Bandleader and clarinetist Benny Goodman was known as the “King of Swing.”

In 1938, his band was the most popular in the world, and his brand of swing jazz helped pave the way for nearly every form of popular music that has followed since.

Goodman and his orchestra played in Buffalo twice in 1938.

A month after Goodman played the first jazz or popular music concert ever at Carnegie Hall, he was at the Connecticut Street Armory.

The newspapers were filled with sponsors trying to associate with one of the early mass-media pop music stars. Buffalo-brewed Stein’s Beer took out ads reminding people that it was the exclusive drink at the armory. Goodman’s appearance in the sixth-floor record department at JN Adam was advertised for days in advance.

 

Benny Goodman plays at Glen Park, Williamsville, in 1938.

A brass band and a caravan of several hundred fans — “Goodmaniacs,” according to The News — escorted Goodman from the New York Central Terminal to his room at the Statler.

Rod Reed wrote up Goodman’s appearance in The News the next day.

Benny Goodman and his orchestra are playing in a Detroit theater today after giving the Jitter bugs a delirious night in the 174th Armory, winding up at 1:30 this morning. I am no good at sizing up a crowd and never believe what promoters say, but the consensus of my staff of estimators is that there were between 5,000 and 6,000 people drawn out on a rainy night to watch the gum-chewing (drummer Gene) Krupa, the hammer-pounding (vibraphone playing Lionel) Hampton and the clarinet-clicking Goodman in action.

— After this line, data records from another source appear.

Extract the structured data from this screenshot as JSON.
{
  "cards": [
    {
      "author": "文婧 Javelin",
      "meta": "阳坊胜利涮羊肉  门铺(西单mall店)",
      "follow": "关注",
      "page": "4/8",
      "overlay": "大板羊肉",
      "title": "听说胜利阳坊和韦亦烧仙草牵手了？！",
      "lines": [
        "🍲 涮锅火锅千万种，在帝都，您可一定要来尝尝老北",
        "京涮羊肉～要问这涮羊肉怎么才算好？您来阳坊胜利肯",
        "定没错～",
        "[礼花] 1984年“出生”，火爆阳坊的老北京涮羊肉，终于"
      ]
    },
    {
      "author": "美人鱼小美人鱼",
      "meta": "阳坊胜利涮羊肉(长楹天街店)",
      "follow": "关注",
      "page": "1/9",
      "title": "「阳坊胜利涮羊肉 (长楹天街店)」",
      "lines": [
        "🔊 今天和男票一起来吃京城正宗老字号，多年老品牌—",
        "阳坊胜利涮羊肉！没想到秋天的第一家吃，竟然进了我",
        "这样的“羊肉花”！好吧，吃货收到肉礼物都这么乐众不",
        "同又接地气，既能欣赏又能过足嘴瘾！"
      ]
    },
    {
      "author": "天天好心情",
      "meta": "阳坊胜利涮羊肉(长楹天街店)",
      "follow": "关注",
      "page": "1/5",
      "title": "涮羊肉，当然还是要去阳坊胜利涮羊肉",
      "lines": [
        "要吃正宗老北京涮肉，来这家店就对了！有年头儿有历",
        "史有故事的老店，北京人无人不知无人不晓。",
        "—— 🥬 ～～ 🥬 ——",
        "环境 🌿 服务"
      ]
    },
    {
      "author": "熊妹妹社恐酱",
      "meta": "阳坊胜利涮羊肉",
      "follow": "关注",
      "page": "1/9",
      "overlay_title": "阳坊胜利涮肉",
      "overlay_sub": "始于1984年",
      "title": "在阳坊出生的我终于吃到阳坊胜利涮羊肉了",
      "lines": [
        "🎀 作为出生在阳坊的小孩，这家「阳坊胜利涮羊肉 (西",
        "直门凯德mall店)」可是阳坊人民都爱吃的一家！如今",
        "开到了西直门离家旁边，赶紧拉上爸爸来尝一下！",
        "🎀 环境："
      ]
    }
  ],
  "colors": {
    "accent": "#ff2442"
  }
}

If the orchestra’s principals are not suffering from writers’ cramp today, it is only because they have long been used to the arduous business of writing their names.

A swell swing night it was.

Goodman was back six months later in July, this time at Williamsville’s Glen park, where the first half-hour of the show was beamed around the country as a part of a national network broadcast.

Mr. Goodman will do his WKBW 9:30 killer-diller, ripper-dipper, whooper-dooper, floy-doy direct from Williamsville’s Glen Park, where he will play for dancing, jeeping, trucking, kicking, hopping, howling and listening from 9 to question mark.

Watching Benny Goodman perform at Glen Park, 1938.